14 Mayıs 2017 Pazar

Mart Menekşeleri

Seyahat ettiğim yerlerde o şehirde geçen romanlar okumayı seviyorum. Bu nedenle Berlin'e gitmeye karar vermemizle hemen internetlerde aramalara başladım.

Stok problemlerini saymazsak, bütün büyük şehirler gibi Berlin de bu konuda zengin. Bir taraftan da stok problemlerine müteşekkirim çünkü en azından onu mu alsam bunu mu diye seçemediğim kitaplar doğal seleksiyon sürecine giriyor.

Berlin için kitap ararken ilk tercihimi Mart Menekşeleri'nden yana kullandım. Bu kitap, İngiliz yazar Philip Kerr'in 11 kitaplık Dedektif Bernie Gunther serisini ilk kitabıymış meğersem.


1936 yılının Berlin'inde, çoğunlukla Yahudi, kayıp kişileri bulan eski bir asker ve de polis Bernie Gunther bu defa bir milyarderin kızının ölümünü araştırırken kendini Himmler ve Goering arasındaki politik bir savaşın ortasında bulur.

Dedektif Gunther, Berlin'in karanlık ve tehlikeli ortamında araştırmasını yürütürken biz de Nazi Almanya'sında bir tura çıkıyoruz. Dönemin günlük yaşamı, siyasi çekişmeleri, çeşitli kurumlar arasındaki üstünlük savşları, Yahudiler'in ülkeyi terk etmek için varlarını yoklarını satması, karanlık yeraltı dünyası hikayenin içinde yer buluyor.
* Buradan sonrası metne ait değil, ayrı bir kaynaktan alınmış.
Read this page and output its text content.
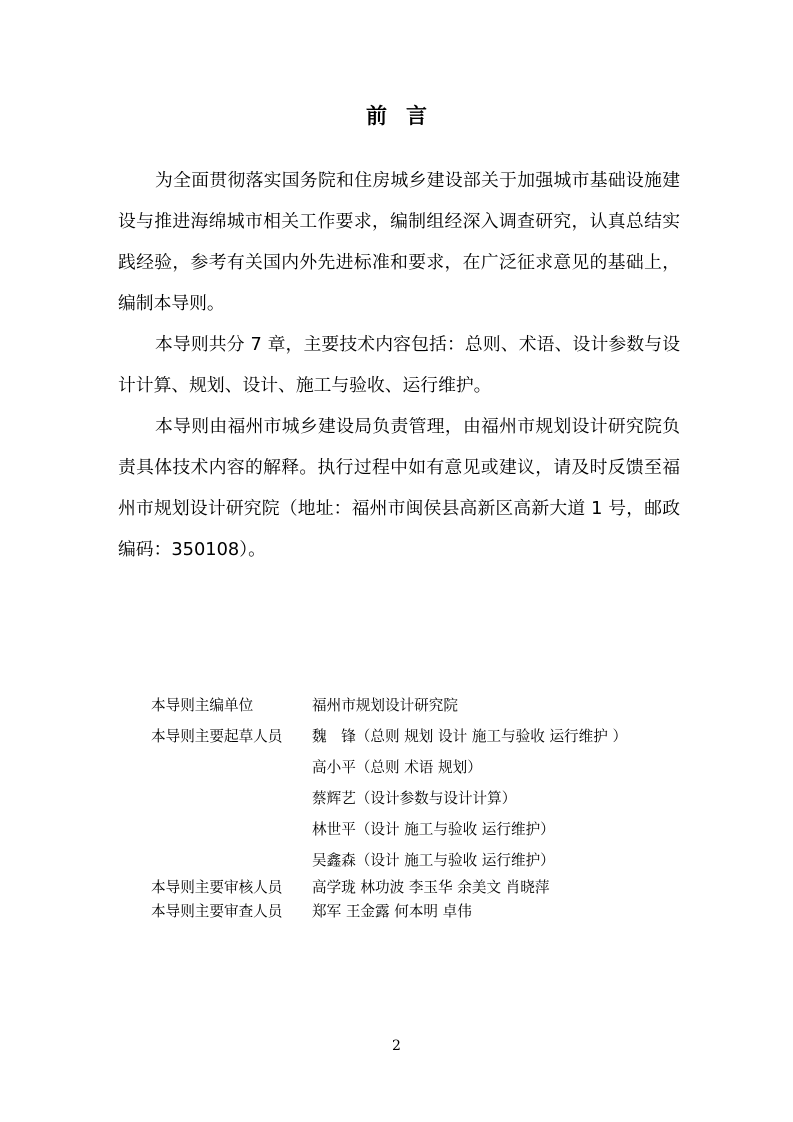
前言

为全面贯彻落实国务院和住房城乡建设部关于加强城市基础设施建设与推进海绵城市相关工作要求，编制组经深入调查研究，认真总结实践经验，参考有关国内外先进标准和要求，在广泛征求意见的基础上，编制本导则。

本导则共分 7 章，主要技术内容包括：总则、术语、设计参数与设计计算、规划、设计、施工与验收、运行维护。

本导则由福州市城乡建设局负责管理，由福州市规划设计研究院负责具体技术内容的解释。执行过程中如有意见或建议，请及时反馈至福州市规划设计研究院（地址：福州市闽侯县高新区高新大道 1 号，邮政编码：350108）。

本导则主编单位	福州市规划设计研究院
本导则主要起草人员	魏　锋（总则 规划 设计 施工与验收 运行维护 ）
高小平（总则 术语 规划）
蔡辉艺（设计参数与设计计算）
林世平（设计 施工与验收 运行维护）
吴鑫森（设计 施工与验收 运行维护）
本导则主要审核人员	高学珑 林功波 李玉华 余美文 肖晓萍
本导则主要审查人员	郑军 王金露 何本明 卓伟
2
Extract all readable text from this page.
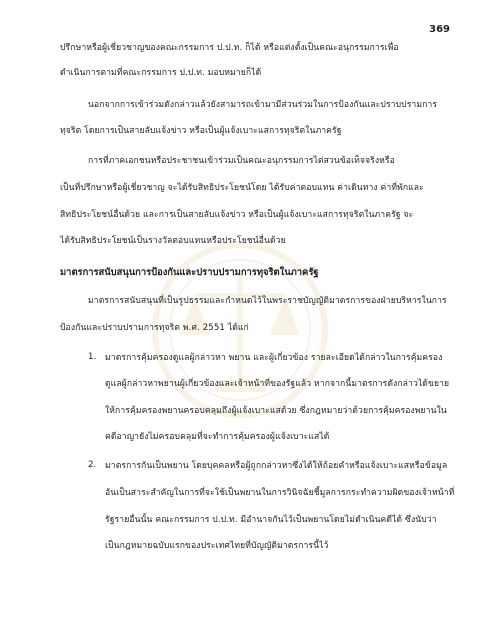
369
ปรึกษาหรือผู้เชี่ยวชาญของคณะกรรมการ ป.ป.ท. ก็ได้ หรือแต่งตั้งเป็นคณะอนุกรรมการเพื่อ
ดำเนินการตามที่คณะกรรมการ ป.ป.ท. มอบหมายก็ได้
นอกจากการเข้าร่วมดังกล่าวแล้วยังสามารถเข้ามามีส่วนร่วมในการป้องกันและปราบปรามการ
ทุจริต โดยการเป็นสายลับแจ้งข่าว หรือเป็นผู้แจ้งเบาะแสการทุจริตในภาครัฐ
การที่ภาคเอกชนหรือประชาชนเข้าร่วมเป็นคณะอนุกรรมการไต่สวนข้อเท็จจริงหรือ
เป็นที่ปรึกษาหรือผู้เชี่ยวชาญ จะได้รับสิทธิประโยชน์โดย ได้รับค่าตอบแทน ค่าเดินทาง ค่าที่พักและ
สิทธิประโยชน์อื่นด้วย และการเป็นสายลับแจ้งข่าว หรือเป็นผู้แจ้งเบาะแสการทุจริตในภาครัฐ จะ
ได้รับสิทธิประโยชน์เป็นรางวัลตอบแทนหรือประโยชน์อื่นด้วย
มาตรการสนับสนุนการป้องกันและปราบปรามการทุจริตในภาครัฐ
มาตรการสนับสนุนที่เป็นรูปธรรมและกำหนดไว้ในพระราชบัญญัติมาตรการของฝ่ายบริหารในการ
ป้องกันและปราบปรามการทุจริต พ.ศ. 2551 ได้แก่
1. มาตรการคุ้มครองดูแลผู้กล่าวหา พยาน และผู้เกี่ยวข้อง รายละเอียดได้กล่าวในการคุ้มครอง
ดูแลผู้กล่าวหาพยานผู้เกี่ยวข้องและเจ้าหน้าที่ของรัฐแล้ว หากจากนี้มาตรการดังกล่าวได้ขยาย
ให้การคุ้มครองพยานครอบคลุมถึงผู้แจ้งเบาะแสด้วย ซึ่งกฎหมายว่าด้วยการคุ้มครองพยานใน
คดีอาญายังไม่ครอบคลุมที่จะทำการคุ้มครองผู้แจ้งเบาะแสได้
2. มาตรการกันเป็นพยาน โดยบุคคลหรือผู้ถูกกล่าวหาซึ่งได้ให้ถ้อยคำหรือแจ้งเบาะแสหรือข้อมูล
อันเป็นสาระสำคัญในการที่จะใช้เป็นพยานในการวินิจฉัยชี้มูลการกระทำความผิดของเจ้าหน้าที่
รัฐรายอื่นนั้น คณะกรรมการ ป.ป.ท. มีอำนาจกันไว้เป็นพยานโดยไม่ดำเนินคดีได้ ซึ่งนับว่า
เป็นกฎหมายฉบับแรกของประเทศไทยที่บัญญัติมาตรการนี้ไว้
İşte dönem kitaplarının güzelliği. Kitaba adını veren Mart Menekşeleri'nin ise Hitler başa geçtikten sonra Nazi Partisi'ne üye olanlara verilen isim olduğunu da bu kitaptan öğrendim.

Tarih ve polisiyenin iç içe geçtiği bu kitap benim için yeme de yanında yat oldu. Hem sürükleyici bir hikaye hem de zengin tasvirlerle adeta Dedektif Gunther'le yanyana hikayenin içine giriyorsunuz. Şiddetle tavsiye ediyorum.